At US$29, plus US$6 postage to the UK, Music Mouse is great value. Further information can be obtained from Laurie Spiegel's web site (follow the Music Mouse links from retiary.org/). The software can only be purchased online, using your credit card, via the Kagi online ordering system; this is apparently secure, and saves time and money for everyone, including Laurie Spiegel! Indeed, since the author is a very busy person, with a handful of copies of the software remaining, I've arranged with her to collect Music Mouse queries via this column's email address (atari.notes@soundonsound.com), so that she'll be able to gauge response.

Show & Tell

I know I'm repeating myself, but let me just give you final notice of the All Micro Show at Bingley Hall, Stafford this month. There will be a healthy Atari element to the show, just like previous events, and, as mentioned before, Atari Computing will use the show to launch their 16th and final issue. The list of attendees hadn't been finalised as of press time, but Roy Goulding (of the Internet Users' Guide for the Atari), the Portfolio Club and System Solutions will definitely be there, and the show may well offer a chance to see Centek's Phénix TOS‑based workstation in the flesh. November 13 — a Saturday — is the date, and Sharward Promotions are running the event. Contact them on +44 (0)1473 212113 for details; I also found an online pre‑registration discount offer on the the Sharward web site (www.sharward.co.uk/sproms.html). Entry is £3 on the day (or £2 for concessions), which is cheap enough, but £2 if you register online.

Site Survey

Following his tip regarding the Mex2Mid System Exclusive dump utility that I passed on in September's issue, David Etheridge has pointed me in the direction of Tim's Atari MIDI World (atlantis‑bbs.com/dconrard/index.htm). This is an enthusiast's web site that coincidentally features a mini‑review of Music Mouse, which I've reviewed in the main body of this column. Tim also provides a useful rundown of Atari music (and some general) software, plus a handy collection of tips for users of Steinberg's Cubase and, surprisingly, Dr T's Omega II. It's all too easy to forget that the Atari has hosted a number of revolutionary music programs in its time, quite apart from the Cubase and Creator/Notator dynasties.

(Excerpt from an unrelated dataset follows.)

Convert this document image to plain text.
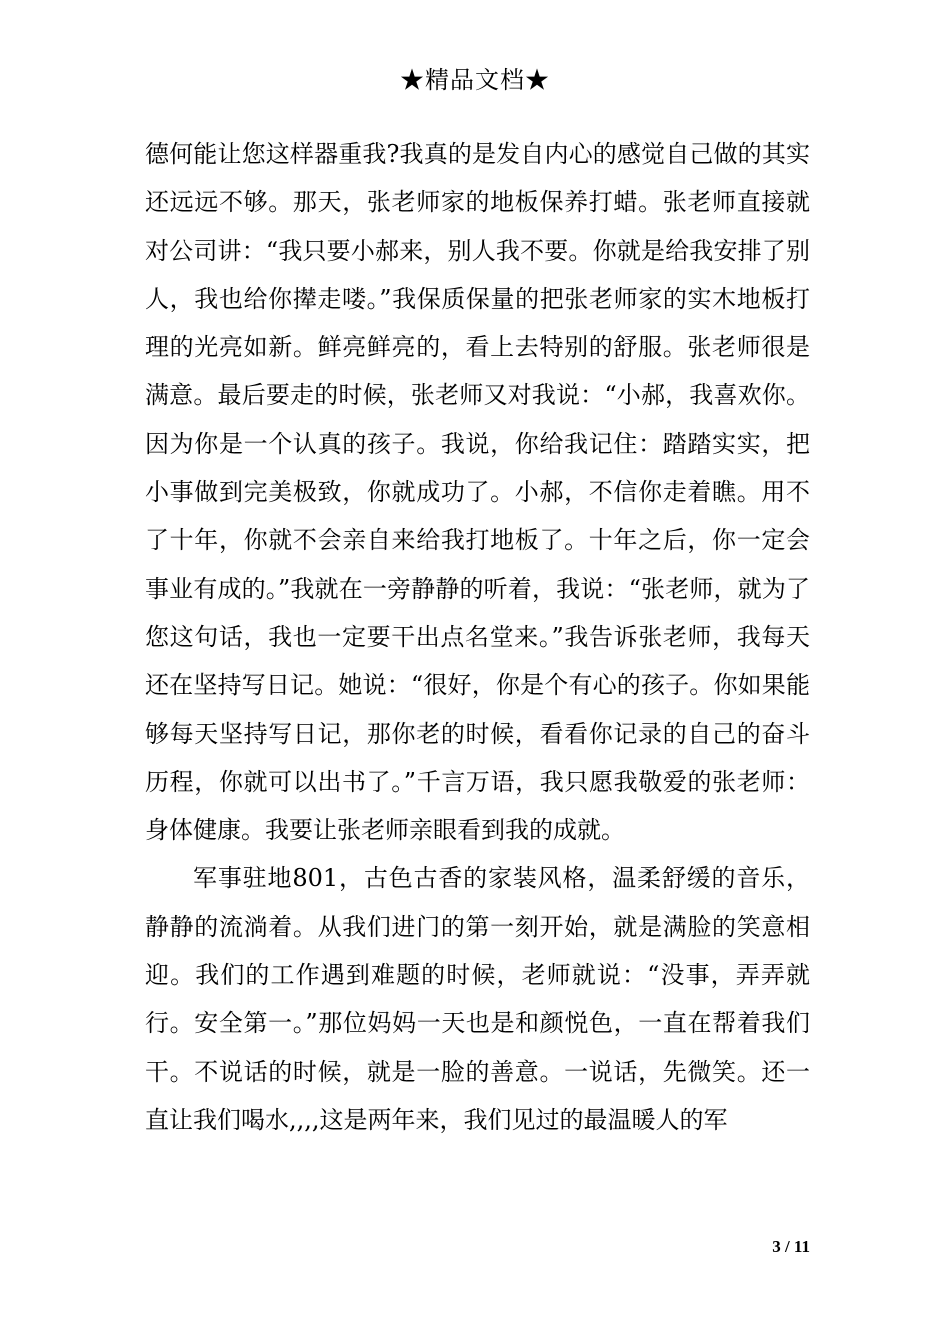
★精品文档★

德何能让您这样器重我?我真的是发自内心的感觉自己做的其实还远远不够。那天，张老师家的地板保养打蜡。张老师直接就对公司讲：“我只要小郝来，别人我不要。你就是给我安排了别人，我也给你撵走喽。”我保质保量的把张老师家的实木地板打理的光亮如新。鲜亮鲜亮的，看上去特别的舒服。张老师很是满意。最后要走的时候，张老师又对我说：“小郝，我喜欢你。因为你是一个认真的孩子。我说，你给我记住：踏踏实实，把小事做到完美极致，你就成功了。小郝，不信你走着瞧。用不了十年，你就不会亲自来给我打地板了。十年之后，你一定会事业有成的。”我就在一旁静静的听着，我说：“张老师，就为了您这句话，我也一定要干出点名堂来。”我告诉张老师，我每天还在坚持写日记。她说：“很好，你是个有心的孩子。你如果能够每天坚持写日记，那你老的时候，看看你记录的自己的奋斗历程，你就可以出书了。”千言万语，我只愿我敬爱的张老师：身体健康。我要让张老师亲眼看到我的成就。

军事驻地801，古色古香的家装风格，温柔舒缓的音乐，静静的流淌着。从我们进门的第一刻开始，就是满脸的笑意相迎。我们的工作遇到难题的时候，老师就说：“没事，弄弄就行。安全第一。”那位妈妈一天也是和颜悦色，一直在帮着我们干。不说话的时候，就是一脸的善意。一说话，先微笑。还一直让我们喝水,,,,这是两年来，我们见过的最温暖人的军

3 / 11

Tim offers a number of downloads to help illustrate the points being made, as well as saving you some of the work in configuring your software to work in the manner described. Both Cubase and Omega II have powerful MIDI manipulation tools, some of which are a little baffling — the Interactive Phrase Synthesizer (IPS) in the case of Cubase and PVG, or Programmable Variation Generator, for Omega II — and Tim makes a good stab at explaining both. Worth a visit.